Re: Soft controls
> While they're at it, what about redesigning the user interface to avoid soft, screen based controls?
I too hate 'soft' controls - at least for anything that's likely to be used while driving.
However, I do understand why manufacturers like them.
Buttons, dials, knobs, sliders, switches spread around the cockpit (door handle, stalks, steering wheel, left and right sides of the wheel, center console (high, middle, low), etc.), in addition to the switches themselves, requires cutouts (more complex design and/or labour), running wiring to those controls (much labour, look at the frequent troubles both Boeing and Airbus have had with wiring runs on aircraft - a different scale I know, but it shows wiring runs can be difficult), wiring looms (both price of the part and labour to wire up, and common points for QC issues), and so on.
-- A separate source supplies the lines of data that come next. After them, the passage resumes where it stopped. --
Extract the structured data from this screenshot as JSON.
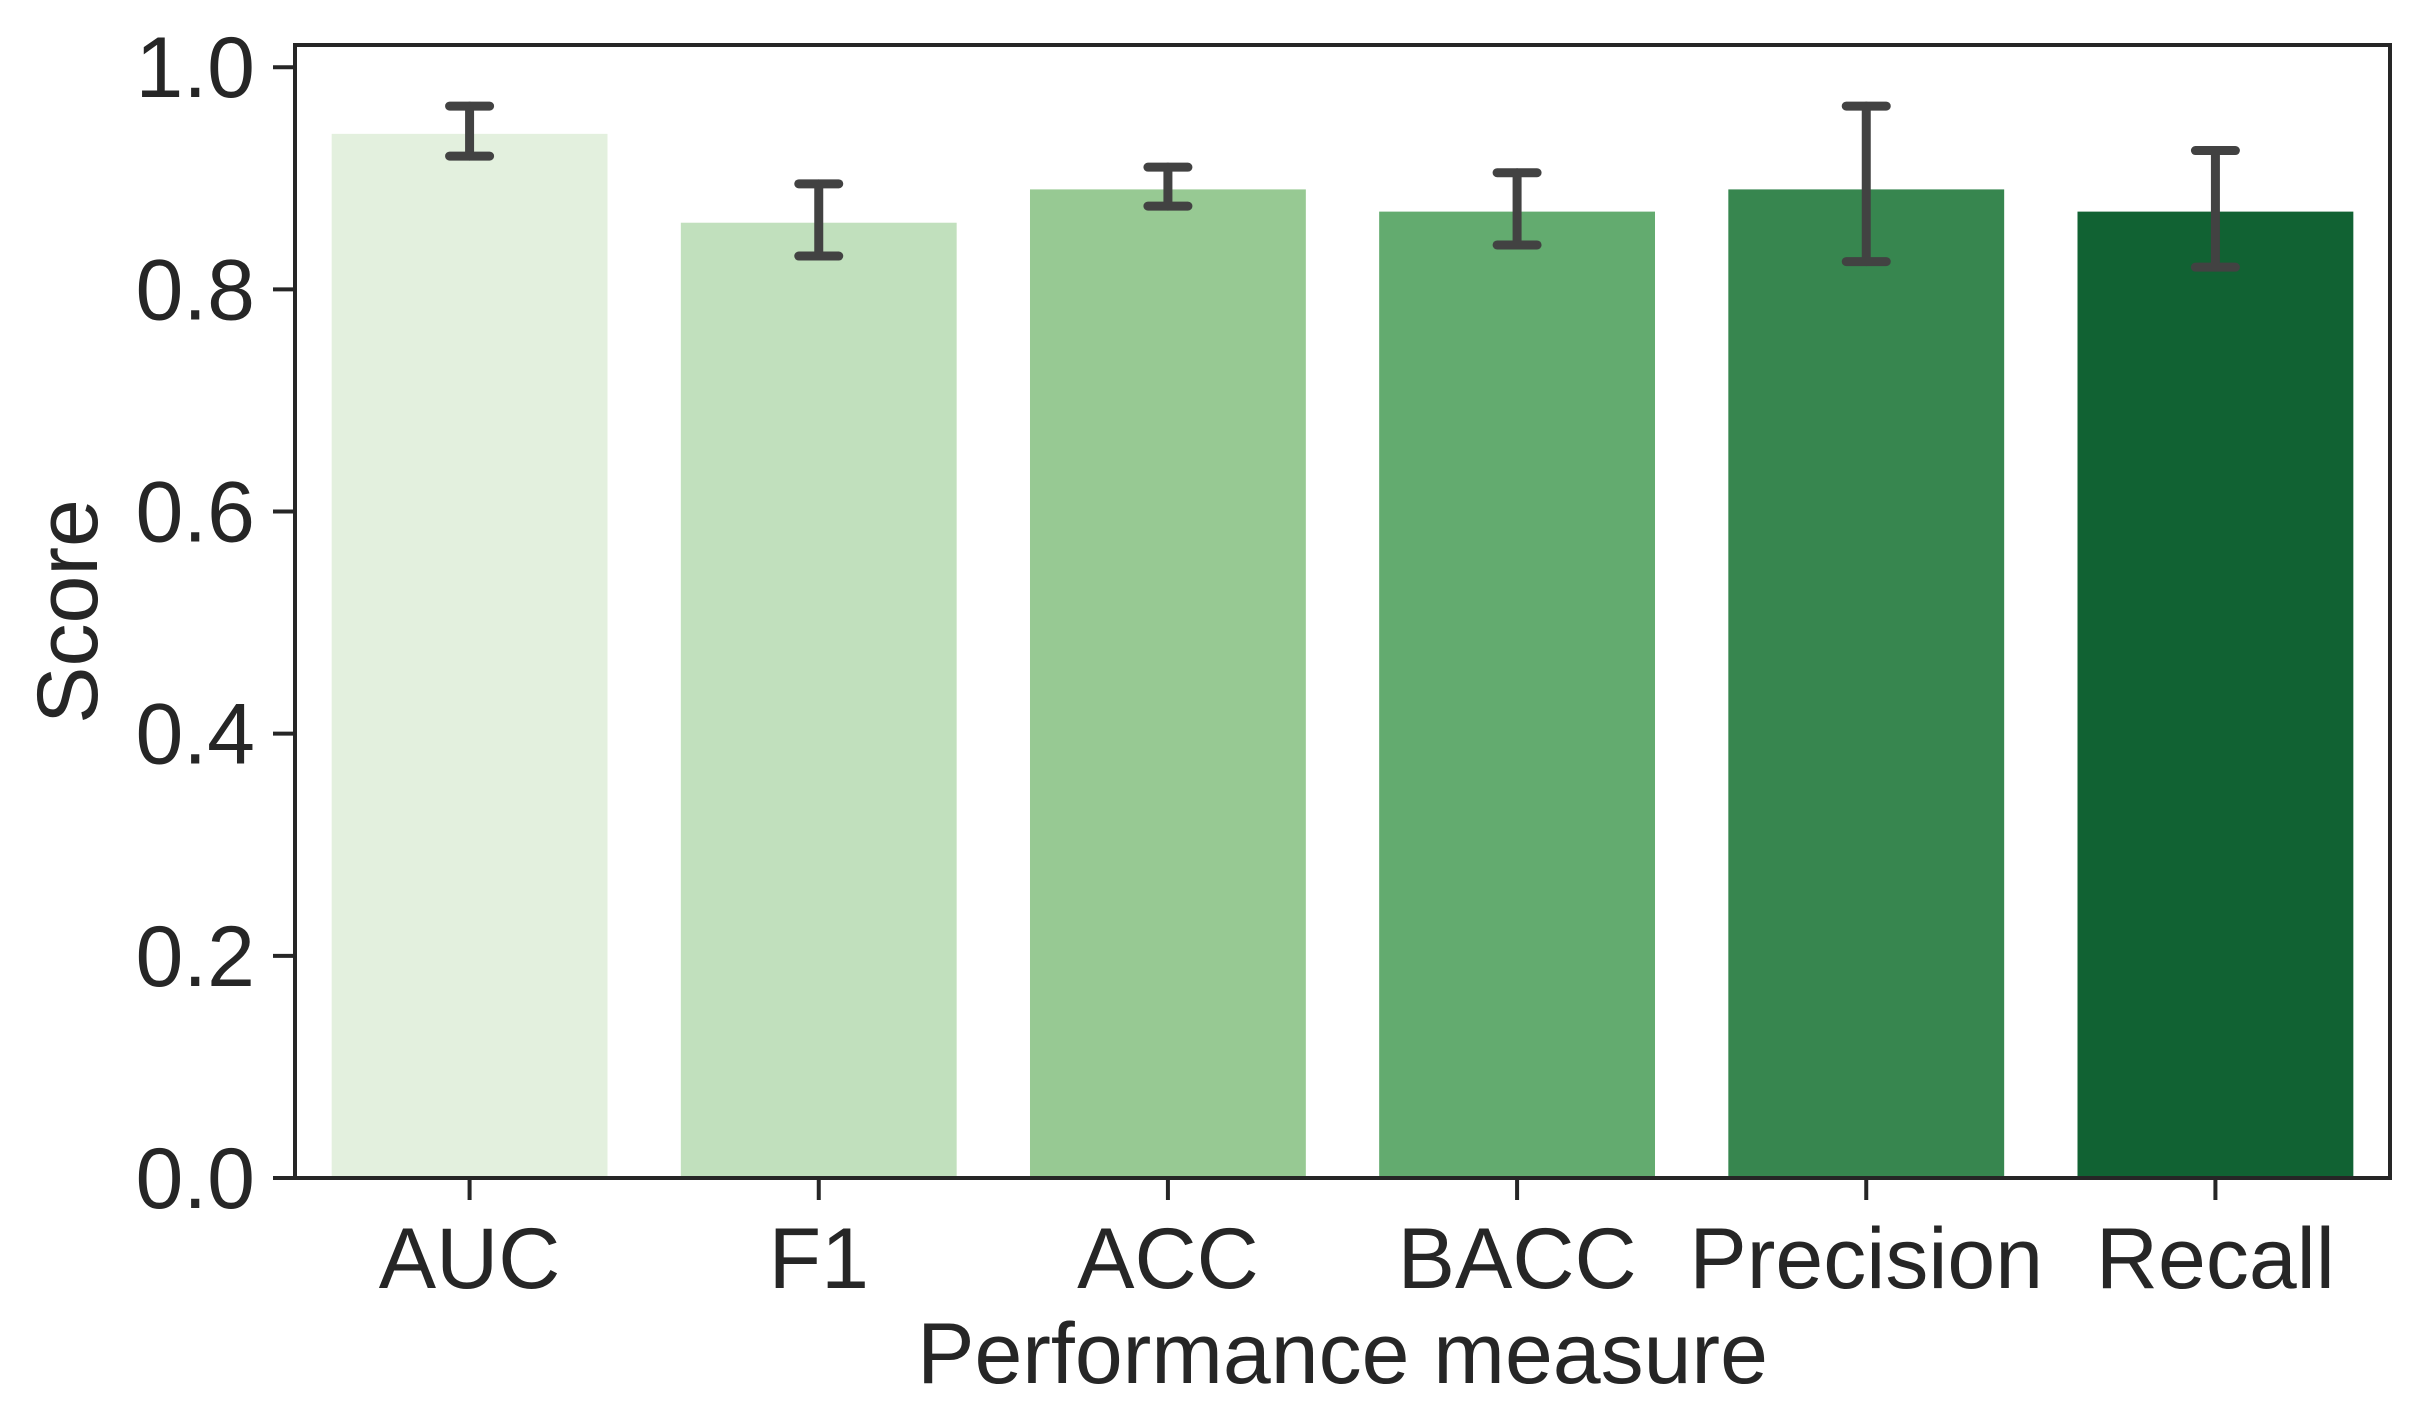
{
  "chart_data": {
    "type": "bar",
    "xlabel": "Performance measure",
    "ylabel": "Score",
    "categories": [
      "AUC",
      "F1",
      "ACC",
      "BACC",
      "Precision",
      "Recall"
    ],
    "values": [
      0.94,
      0.86,
      0.89,
      0.87,
      0.89,
      0.87
    ],
    "error_low": [
      0.92,
      0.83,
      0.875,
      0.84,
      0.825,
      0.82
    ],
    "error_high": [
      0.965,
      0.895,
      0.91,
      0.905,
      0.965,
      0.925
    ],
    "ylim": [
      0,
      1.02
    ],
    "yticks": [
      "0.0",
      "0.2",
      "0.4",
      "0.6",
      "0.8",
      "1.0"
    ],
    "grid": false,
    "colors": [
      "#e3f0de",
      "#c1e0bd",
      "#97c993",
      "#63ab6f",
      "#37864f",
      "#116233"
    ],
    "errorbar_color": "#424242",
    "axis_color": "#262626"
  }
}
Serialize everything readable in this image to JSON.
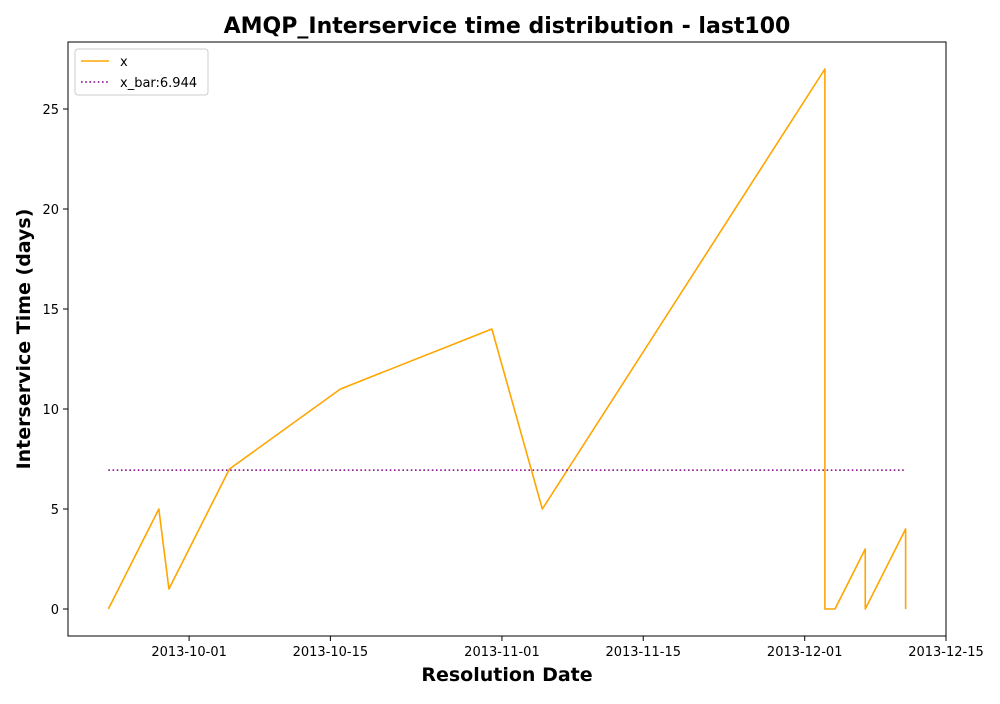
{
  "chart_data": {
    "type": "line",
    "title": "AMQP_Interservice time distribution - last100",
    "xlabel": "Resolution Date",
    "ylabel": "Interservice Time (days)",
    "x_is_date": true,
    "xlim": [
      "2013-09-19",
      "2013-12-15"
    ],
    "ylim": [
      -1.35,
      28.35
    ],
    "x_ticks": [
      "2013-10-01",
      "2013-10-15",
      "2013-11-01",
      "2013-11-15",
      "2013-12-01",
      "2013-12-15"
    ],
    "y_ticks": [
      0,
      5,
      10,
      15,
      20,
      25
    ],
    "grid": false,
    "legend_position": "top-left",
    "series": [
      {
        "name": "x",
        "color": "#ffa500",
        "style": "solid",
        "x": [
          "2013-09-23",
          "2013-09-28",
          "2013-09-29",
          "2013-10-05",
          "2013-10-16",
          "2013-10-31",
          "2013-11-05",
          "2013-12-03",
          "2013-12-03",
          "2013-12-04",
          "2013-12-07",
          "2013-12-07",
          "2013-12-11",
          "2013-12-11"
        ],
        "y": [
          0,
          5,
          1,
          7,
          11,
          14,
          5,
          27,
          0,
          0,
          3,
          0,
          4,
          0
        ]
      },
      {
        "name": "x_bar:6.944",
        "color": "#800080",
        "style": "dotted",
        "x": [
          "2013-09-23",
          "2013-12-11"
        ],
        "y": [
          6.944,
          6.944
        ]
      }
    ]
  }
}
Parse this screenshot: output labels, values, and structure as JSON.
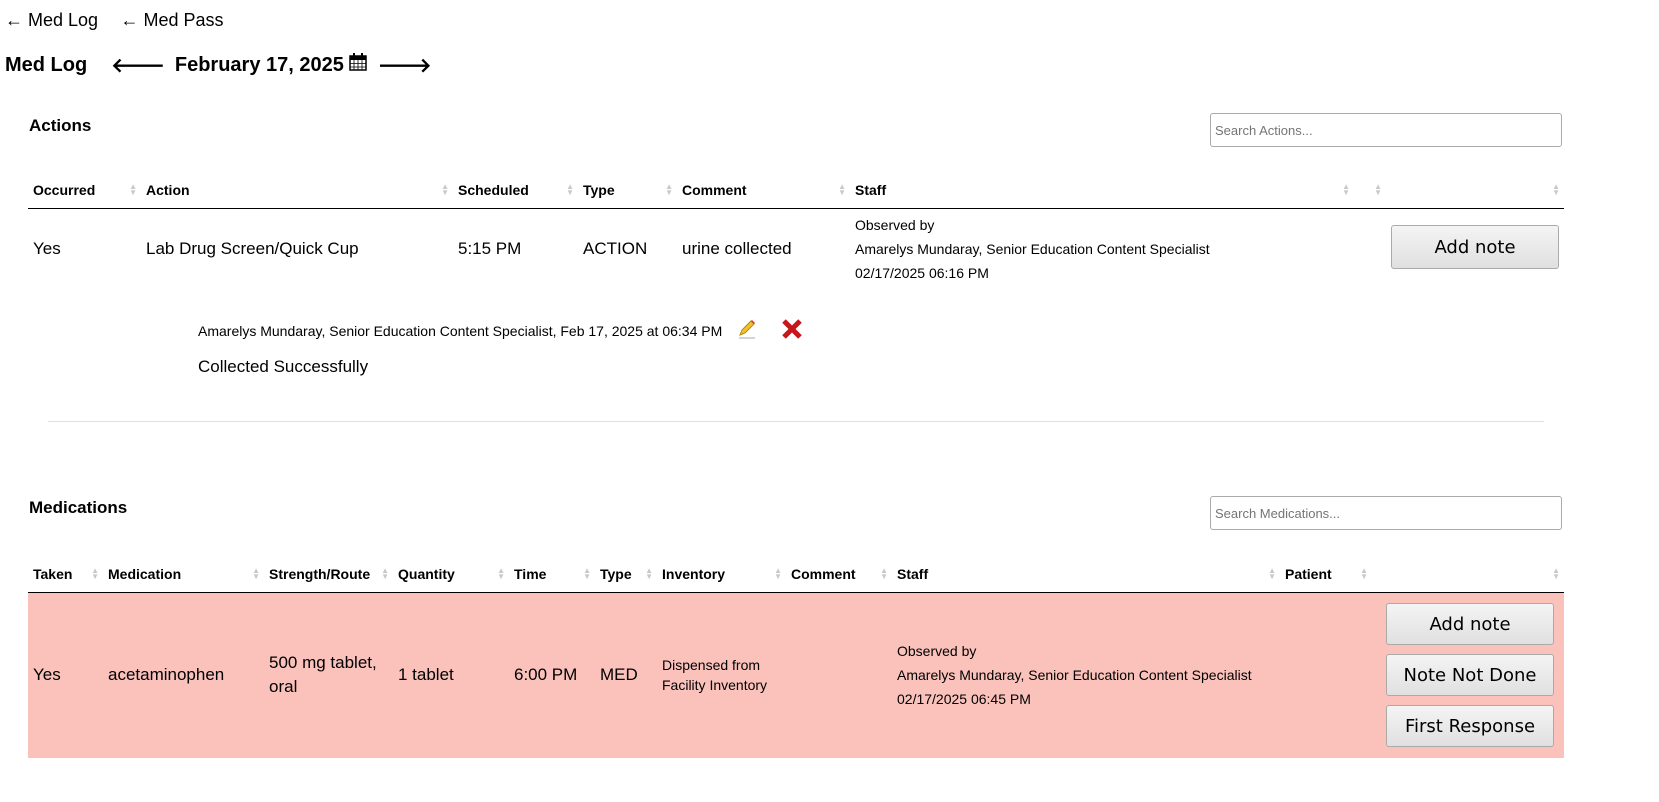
{
  "nav": {
    "links": [
      "← Med Log",
      "← Med Pass"
    ]
  },
  "header": {
    "title": "Med Log",
    "date": "February 17, 2025"
  },
  "actions": {
    "title": "Actions",
    "search_placeholder": "Search Actions...",
    "columns": [
      "Occurred",
      "Action",
      "Scheduled",
      "Type",
      "Comment",
      "Staff",
      "",
      ""
    ],
    "rows": [
      {
        "occurred": "Yes",
        "action": "Lab Drug Screen/Quick Cup",
        "scheduled": "5:15 PM",
        "type": "ACTION",
        "comment": "urine collected",
        "staff": [
          "Observed by",
          "Amarelys Mundaray, Senior Education Content Specialist",
          "02/17/2025 06:16 PM"
        ],
        "button": "Add note"
      }
    ],
    "note": {
      "meta": "Amarelys Mundaray, Senior Education Content Specialist, Feb 17, 2025 at 06:34 PM",
      "text": "Collected Successfully"
    }
  },
  "medications": {
    "title": "Medications",
    "search_placeholder": "Search Medications...",
    "columns": [
      "Taken",
      "Medication",
      "Strength/Route",
      "Quantity",
      "Time",
      "Type",
      "Inventory",
      "Comment",
      "Staff",
      "Patient",
      ""
    ],
    "rows": [
      {
        "taken": "Yes",
        "medication": "acetaminophen",
        "strength": "500 mg tablet, oral",
        "quantity": "1 tablet",
        "time": "6:00 PM",
        "type": "MED",
        "inventory": "Dispensed from Facility Inventory",
        "comment": "",
        "staff": [
          "Observed by",
          "Amarelys Mundaray, Senior Education Content Specialist",
          "02/17/2025 06:45 PM"
        ],
        "patient": "",
        "buttons": [
          "Add note",
          "Note Not Done",
          "First Response"
        ],
        "row_color": "#fac2bb"
      }
    ]
  }
}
There can literally be a thousand dollar difference in manufacturing using a simple (but terribly bad UI design) setup like a Tesla vs having a lot of hard controls. And that doesn't count maintenance/warranty issues of failed switches and the costs in fixing them - as 20 moving parts will have a higher failure rate than a screen with touch controls. A central control system like a Tesla's is much easier to repair - just pull the entire thing out and put in a new (refurbed) one, and take the faulty one to an electronics repair shop and refurb to use as repair replacements or toss out (well, hopefully recyle).
It is literally a cost vs good human interface design equation.